Nachdem wir einen Rundgang durch Frankfurt beendet hatten, sind wir am Jüdischen Museum angekommen. Vorerst mussten wir uns einer, meiner Meinung nach recht nutzlosen, Kontrolle unterziehen und den Eintritt bezahlen.
Die Führung, in der uns die jüdischen Feiertage und Sitten vorgestellt wurden, war nur stellenweise interessant und weniger abwechslungsreich, da uns vieles schon aus dem Unterricht bekannt war. Außerdem war es schwer, der Führungsleiterin zuzuhören, da sie genuschelt hat.
Nach dieser Führung sind wir in die Judengasse gegangen, um die nächste Führung mitzumachen, in der wir erfuhren, dass eine Menge Juden auf kleinsten Platz lebten.
Bis auf die vielen Gedenksteine und den Friedhof, der natürlich auch die jüdischen Kopfbedeckungen (Kippa) einschließt, empfand ich diese Führung als trocken-informativ.
Auch wenn das Zuhören oft schwer fiel, denke ich dennoch, dass ich etwas gelernt habe.

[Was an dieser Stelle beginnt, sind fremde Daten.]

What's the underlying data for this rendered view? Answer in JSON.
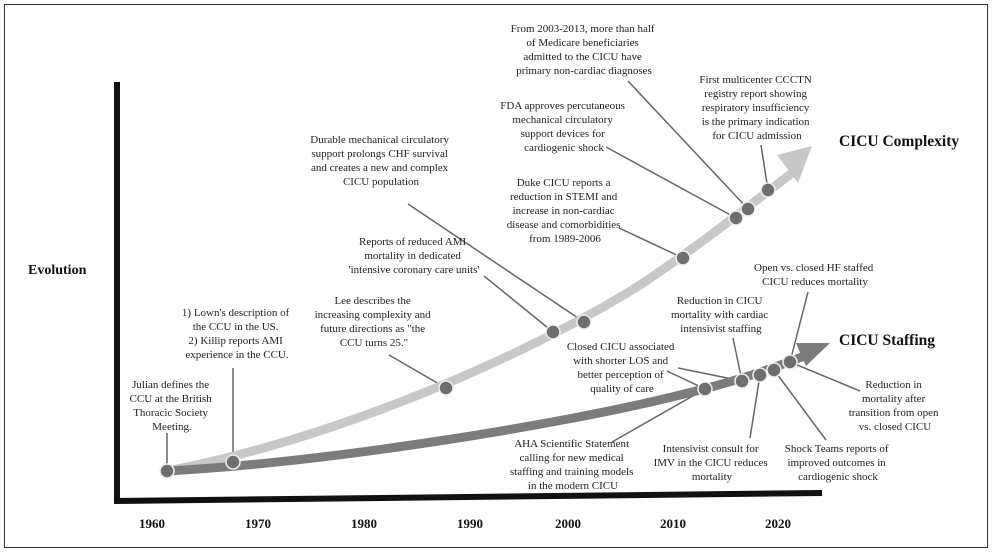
{
  "y_axis_label": "Evolution",
  "x_ticks": [
    "1960",
    "1970",
    "1980",
    "1990",
    "2000",
    "2010",
    "2020"
  ],
  "series": [
    {
      "name": "CICU Complexity",
      "color": "#c8c8c8"
    },
    {
      "name": "CICU Staffing",
      "color": "#7c7c7c"
    }
  ],
  "events": [
    {
      "id": "julian",
      "series": "both",
      "year": 1961,
      "lines": [
        "Julian defines the",
        "CCU at the British",
        "Thoracic Society",
        "Meeting."
      ]
    },
    {
      "id": "lown-killip",
      "series": "complexity",
      "year": 1967,
      "lines": [
        "1) Lown's description of",
        "the CCU in the US.",
        "2) Killip reports AMI",
        "experience in the CCU."
      ]
    },
    {
      "id": "lee",
      "series": "complexity",
      "year": 1988,
      "lines": [
        "Lee describes the",
        "increasing complexity and",
        "future directions as \"the",
        "CCU turns 25.\""
      ]
    },
    {
      "id": "reports-ami",
      "series": "complexity",
      "year": 1998,
      "lines": [
        "Reports of reduced AMI",
        "mortality in dedicated",
        "'intensive coronary care units'"
      ]
    },
    {
      "id": "durable-mcs",
      "series": "complexity",
      "year": 2001,
      "lines": [
        "Durable mechanical circulatory",
        "support prolongs CHF survival",
        "and creates a new and complex",
        "CICU population"
      ]
    },
    {
      "id": "duke",
      "series": "complexity",
      "year": 2011,
      "lines": [
        "Duke CICU reports a",
        "reduction in STEMI and",
        "increase in non-cardiac",
        "disease and comorbidities",
        "from 1989-2006"
      ]
    },
    {
      "id": "fda",
      "series": "complexity",
      "year": 2016,
      "lines": [
        "FDA approves percutaneous",
        "mechanical circulatory",
        "support devices for",
        "cardiogenic shock"
      ]
    },
    {
      "id": "medicare",
      "series": "complexity",
      "year": 2017,
      "lines": [
        "From 2003-2013, more than half",
        "of Medicare beneficiaries",
        "admitted to the CICU have",
        "primary non-cardiac diagnoses"
      ]
    },
    {
      "id": "ccctn",
      "series": "complexity",
      "year": 2019,
      "lines": [
        "First multicenter CCCTN",
        "registry report showing",
        "respiratory insufficiency",
        "is the primary indication",
        "for CICU admission"
      ]
    },
    {
      "id": "aha",
      "series": "staffing",
      "year": 2013,
      "lines": [
        "AHA Scientific Statement",
        "calling for new medical",
        "staffing and training models",
        "in the modern CICU"
      ]
    },
    {
      "id": "closed-cicu",
      "series": "staffing",
      "year": 2013,
      "lines": [
        "Closed CICU associated",
        "with shorter LOS and",
        "better perception of",
        "quality of care"
      ]
    },
    {
      "id": "reduction-intensivist",
      "series": "staffing",
      "year": 2017,
      "lines": [
        "Reduction in CICU",
        "mortality with cardiac",
        "intensivist staffing"
      ]
    },
    {
      "id": "intensivist-consult",
      "series": "staffing",
      "year": 2018,
      "lines": [
        "Intensivist consult for",
        "IMV in the CICU reduces",
        "mortality"
      ]
    },
    {
      "id": "shock-teams",
      "series": "staffing",
      "year": 2019,
      "lines": [
        "Shock Teams reports of",
        "improved outcomes in",
        "cardiogenic shock"
      ]
    },
    {
      "id": "open-closed-hf",
      "series": "staffing",
      "year": 2020,
      "lines": [
        "Open vs. closed HF staffed",
        "CICU reduces mortality"
      ]
    },
    {
      "id": "transition",
      "series": "staffing",
      "year": 2020,
      "lines": [
        "Reduction in",
        "mortality after",
        "transition from open",
        "vs. closed CICU"
      ]
    }
  ]
}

Letztendlich hat es sogar etwas Spaß gemacht.

Jan Hamburger schreibt:

Bei der Führung durch das Jüdische Museum waren viele Dinge dabei, die ich noch nicht über das Judentum wusste, z. B. dass die Thora nur von zehn Männern gelesen werden darf , dass Synagogen, anders als christliche Kirchen, keine Orte der Ruhe und Andächtigkeit sind, dass man nicht um die Verstorbenen trauern soll und dass die Juden ihre eigene Zeitrechnung haben.
Jude ist man nur, wenn die Mutter jüdischer Abstammung ist. Acht Tage nach der Geburt erfolgt bei Jungen die Beschneidung.
Im Alter von 12 Jahren werden die Mädchen volljährig, die Jungen erst mit dem 13. Geburtstag und ihrer ersten eigenen Lesung aus der Thora: der Bar Mitzva.
Die Heirat jüdischer Paare findet unter einem Baldachin statt, der die bevorstehende Gründung einer Familie symbolisiert. Es gibt seit Anbeginn des Judentums einen Heiratsvertrag, der vorschreibt, dass der Mann im Falle einer Scheidung, die im Judentum legitim ist, für jedes Kind, das er mit der Frau hat, sorgen muss.
Außerdem haben wir die Feiertage Pessach und Chanukka vorgestellt bekommen und die Bräuche des Sabbat besprochen.